Una domanda sorge spontanea. Alle ultime politiche Scelta civica riportò l'8,6%, Fermare il declino l'1,1% e il Cd lo 0,5%. I sondaggi assegnano percentuali impietose alle singole sigle. Raccolti sotto due simboli, sussiste una ragionevole possibilità che una delle due liste tocchi l'agognato 4%? Non sarà più facile che il 4% sia la somma finale dei due contrassegni concorrenti?
Commento inserito da Angelo Provera
il 01.04.2014:
Accusare di svolta autoritaria la scelta di passare al monocameralismo e, magari, di dare qualche potere in più al premier (come accade nel resto d'Europa) è il modo dei mandarinati di questo paese per frenare ogni tipo di riforma.
La democrazia, quando funziona, rispetta le minoranze ma produce decisioni. Da noi questo non avviene da anni.
I cultori della costituzione "più bella del mondo" (sic) in realtà difendono un sistema che pare una conferenza di servizi permanente, dove anche l'ultimo passante può mettere il veto.
Vero che le modifiche precedenti sono state fatte male, ma questo non significa che non vanno fatte per principio.
La nostra costituzione è datata, figlia dell'uscita dal fascismo e di una certa spinta cattocom (ognuno per i propri contenuti) ad inserirvi elementi di stato etico e finalità pre-politiche in un tentativo di superamento dello stato liberale (mai amato nel nostro paese).
La divisione dei poteri è cosa sana. L'affettamento degli stessi, al loro interno, follia. Fosse per me sarei stato più drastico, tagliando del tutto il senato. Che è figlio di visioni di controllo da parte di saggi o nobili o gente influente dell'operato dei deputati; oppure di federalismo (Usa).
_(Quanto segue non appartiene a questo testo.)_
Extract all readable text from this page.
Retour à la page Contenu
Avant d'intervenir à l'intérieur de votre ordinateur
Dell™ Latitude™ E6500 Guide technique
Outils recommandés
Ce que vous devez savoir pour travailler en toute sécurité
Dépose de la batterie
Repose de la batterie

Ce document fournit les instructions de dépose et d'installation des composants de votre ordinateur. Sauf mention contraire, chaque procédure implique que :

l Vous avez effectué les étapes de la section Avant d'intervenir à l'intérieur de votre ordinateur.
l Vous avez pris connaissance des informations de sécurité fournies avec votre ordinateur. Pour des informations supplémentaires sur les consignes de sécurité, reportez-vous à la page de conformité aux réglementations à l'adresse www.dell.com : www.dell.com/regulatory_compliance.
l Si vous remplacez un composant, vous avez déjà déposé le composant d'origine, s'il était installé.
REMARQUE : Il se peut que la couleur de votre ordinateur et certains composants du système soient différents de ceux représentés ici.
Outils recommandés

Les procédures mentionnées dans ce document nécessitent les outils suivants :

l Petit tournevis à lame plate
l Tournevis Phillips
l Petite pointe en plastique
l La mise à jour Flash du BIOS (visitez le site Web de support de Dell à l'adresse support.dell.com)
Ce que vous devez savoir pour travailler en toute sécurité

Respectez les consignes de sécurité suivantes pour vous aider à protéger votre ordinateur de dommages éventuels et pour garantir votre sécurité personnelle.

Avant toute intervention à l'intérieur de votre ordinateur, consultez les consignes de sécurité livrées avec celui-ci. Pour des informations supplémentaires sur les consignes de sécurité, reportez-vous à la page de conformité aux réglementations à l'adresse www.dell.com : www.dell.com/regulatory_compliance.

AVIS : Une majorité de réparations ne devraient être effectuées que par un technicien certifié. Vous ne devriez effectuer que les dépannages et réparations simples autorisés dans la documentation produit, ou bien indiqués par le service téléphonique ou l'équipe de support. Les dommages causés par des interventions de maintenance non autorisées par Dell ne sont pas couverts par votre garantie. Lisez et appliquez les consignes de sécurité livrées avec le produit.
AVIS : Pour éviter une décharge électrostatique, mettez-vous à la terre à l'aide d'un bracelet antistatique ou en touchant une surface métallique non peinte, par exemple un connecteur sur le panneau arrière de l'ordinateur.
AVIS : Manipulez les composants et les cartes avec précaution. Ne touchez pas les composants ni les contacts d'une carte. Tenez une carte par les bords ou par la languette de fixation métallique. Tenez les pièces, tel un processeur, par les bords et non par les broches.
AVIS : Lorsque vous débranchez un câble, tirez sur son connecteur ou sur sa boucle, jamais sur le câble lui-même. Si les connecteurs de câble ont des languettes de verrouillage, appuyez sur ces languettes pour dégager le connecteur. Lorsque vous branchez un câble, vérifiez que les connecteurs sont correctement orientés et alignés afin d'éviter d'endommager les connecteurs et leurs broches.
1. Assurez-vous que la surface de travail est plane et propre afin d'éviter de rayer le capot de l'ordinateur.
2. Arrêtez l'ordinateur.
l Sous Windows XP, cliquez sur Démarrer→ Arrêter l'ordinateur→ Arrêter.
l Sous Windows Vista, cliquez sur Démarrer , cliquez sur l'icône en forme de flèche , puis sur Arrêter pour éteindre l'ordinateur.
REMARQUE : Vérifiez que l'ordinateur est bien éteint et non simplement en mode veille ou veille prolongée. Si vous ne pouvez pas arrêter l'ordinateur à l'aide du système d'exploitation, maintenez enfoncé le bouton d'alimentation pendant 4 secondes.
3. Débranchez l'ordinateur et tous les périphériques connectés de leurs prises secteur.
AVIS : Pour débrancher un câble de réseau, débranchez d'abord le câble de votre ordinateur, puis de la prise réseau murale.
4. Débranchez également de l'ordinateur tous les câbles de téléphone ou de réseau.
Da noi un inutile doppione, peraltro privo per norma di gente giovane.
Mi aspetterei che ora Renzi metta mano ad una sanissima riduzione del ruolo delle regioni, limitandone di molto la facoltà di legiferare e levando loro la sanità. Oltre ad abolire le province e (perchè no) anche i prefetti; figli del fascismo.
Un ultima nota: alcune cose (sbagliate, vedi certi aspetti della riforma elettorale) sono figlie delle pretese del cavaliere; che però è l'unica sponda che Renzi si è trovato per fare cambiamenti. Ci si domanda perchè questo accada e perchè la sinistra (del suo partito ed in generale) mostri tutta questa ottusità.